Malaria deaths in Africa set to spike, WHO warns
New projections suggest fatalities from disease could double this year
CAPE TOWN, SOUTH AFRICA—One of the hard lessons the World Health Organization learned during the Ebola outbreak in West Africa was this: other diseases can be forgotten and take a deadlier toll.
The WHO is now warning that the battle against malaria in sub-Saharan Africa, where it already kills hundreds of thousands of people a year, could be set back by 20 years as countries focus energy and resources on containing the coronavirus. The WHO said new projections indicate that in a worstcase scenario, 769,000 people could die of malaria in subSaharan Africa this year as campaigns to combat it are interrupted.
That’s more than double the deaths in the last detailed count two years ago, when more than 360,000 people died, and would be the worst figures for the region since 2000.
“We must not turn back the clock,” Matshidiso Moeti, WHO regional director for Africa, said Thursday.
While health experts express fears that the coronavirus pandemic could erode the global fight against many diseases, sub-Saharan Africa is by far the worst affected by malaria. It had 93 per cent of the world’s cases and 94 per cent of deaths in 2018, the WHO said. The deaths were mainly children under the age of five.
There have already been “severe disruptions” to anti-malaria campaigns and access to anti-malaria medication in Africa, WHO said.
The warning came ahead of World Malaria Day on Saturday.
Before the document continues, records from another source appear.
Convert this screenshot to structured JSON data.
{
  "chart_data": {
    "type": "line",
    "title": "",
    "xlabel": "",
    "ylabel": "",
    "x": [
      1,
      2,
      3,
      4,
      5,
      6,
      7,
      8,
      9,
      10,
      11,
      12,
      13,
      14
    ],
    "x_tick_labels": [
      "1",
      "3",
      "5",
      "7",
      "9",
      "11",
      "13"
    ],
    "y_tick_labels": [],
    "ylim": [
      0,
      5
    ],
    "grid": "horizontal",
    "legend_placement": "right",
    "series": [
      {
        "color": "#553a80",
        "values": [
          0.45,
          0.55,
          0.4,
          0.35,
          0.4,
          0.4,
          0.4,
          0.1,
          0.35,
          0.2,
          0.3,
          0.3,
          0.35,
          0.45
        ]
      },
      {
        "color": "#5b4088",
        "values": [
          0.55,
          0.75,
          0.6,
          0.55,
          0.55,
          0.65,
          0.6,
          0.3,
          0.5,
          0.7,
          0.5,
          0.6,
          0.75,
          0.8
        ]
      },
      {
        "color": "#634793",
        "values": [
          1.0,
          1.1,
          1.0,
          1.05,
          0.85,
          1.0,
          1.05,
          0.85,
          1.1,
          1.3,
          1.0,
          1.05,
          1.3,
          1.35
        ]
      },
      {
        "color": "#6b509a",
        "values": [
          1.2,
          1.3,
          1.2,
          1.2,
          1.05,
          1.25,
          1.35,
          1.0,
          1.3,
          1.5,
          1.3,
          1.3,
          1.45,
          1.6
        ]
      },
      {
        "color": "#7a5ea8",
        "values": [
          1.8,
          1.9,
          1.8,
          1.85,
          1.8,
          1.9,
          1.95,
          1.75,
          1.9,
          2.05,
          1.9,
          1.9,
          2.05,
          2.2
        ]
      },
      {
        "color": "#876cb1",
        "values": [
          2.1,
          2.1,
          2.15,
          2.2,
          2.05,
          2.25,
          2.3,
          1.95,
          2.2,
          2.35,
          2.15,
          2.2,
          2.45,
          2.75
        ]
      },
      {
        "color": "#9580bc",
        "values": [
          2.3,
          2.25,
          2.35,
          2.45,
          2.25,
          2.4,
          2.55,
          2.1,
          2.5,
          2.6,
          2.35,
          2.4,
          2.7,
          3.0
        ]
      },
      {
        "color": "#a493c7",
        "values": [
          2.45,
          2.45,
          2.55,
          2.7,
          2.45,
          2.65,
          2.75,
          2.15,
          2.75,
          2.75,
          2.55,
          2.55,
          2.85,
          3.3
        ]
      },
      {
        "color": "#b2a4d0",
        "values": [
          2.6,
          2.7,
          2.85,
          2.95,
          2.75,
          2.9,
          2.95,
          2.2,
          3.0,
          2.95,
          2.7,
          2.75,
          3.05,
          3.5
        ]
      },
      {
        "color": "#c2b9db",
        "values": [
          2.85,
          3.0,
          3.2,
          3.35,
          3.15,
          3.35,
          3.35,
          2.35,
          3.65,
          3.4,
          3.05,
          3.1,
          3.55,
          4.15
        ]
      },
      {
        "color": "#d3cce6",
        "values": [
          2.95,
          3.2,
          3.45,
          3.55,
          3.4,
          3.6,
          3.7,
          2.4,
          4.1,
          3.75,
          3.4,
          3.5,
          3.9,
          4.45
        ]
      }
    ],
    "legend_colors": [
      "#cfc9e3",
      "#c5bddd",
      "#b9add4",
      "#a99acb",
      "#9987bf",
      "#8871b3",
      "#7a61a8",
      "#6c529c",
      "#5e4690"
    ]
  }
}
Malaria remains one of the leading killers in low-income countries. “I urge all countries to not lose focus on their gains made in health as they adapt to tackle this new threat,” Moeti said. “We saw with the Ebola virus disease outbreak in West Africa that we lost more people to malaria, for instance, than we lost to the Ebola outbreak. Let us not repeat that with COVID-19.”
Malaria isn’t the only concern. Immunization campaigns to protect children against measles, polio and yellow fever are also affected, and not just in Africa.
The World Health Organization said the battle against malaria in sub-Saharan Africa could be set back by 20 years as countries focus their resources on containing the coronavirus.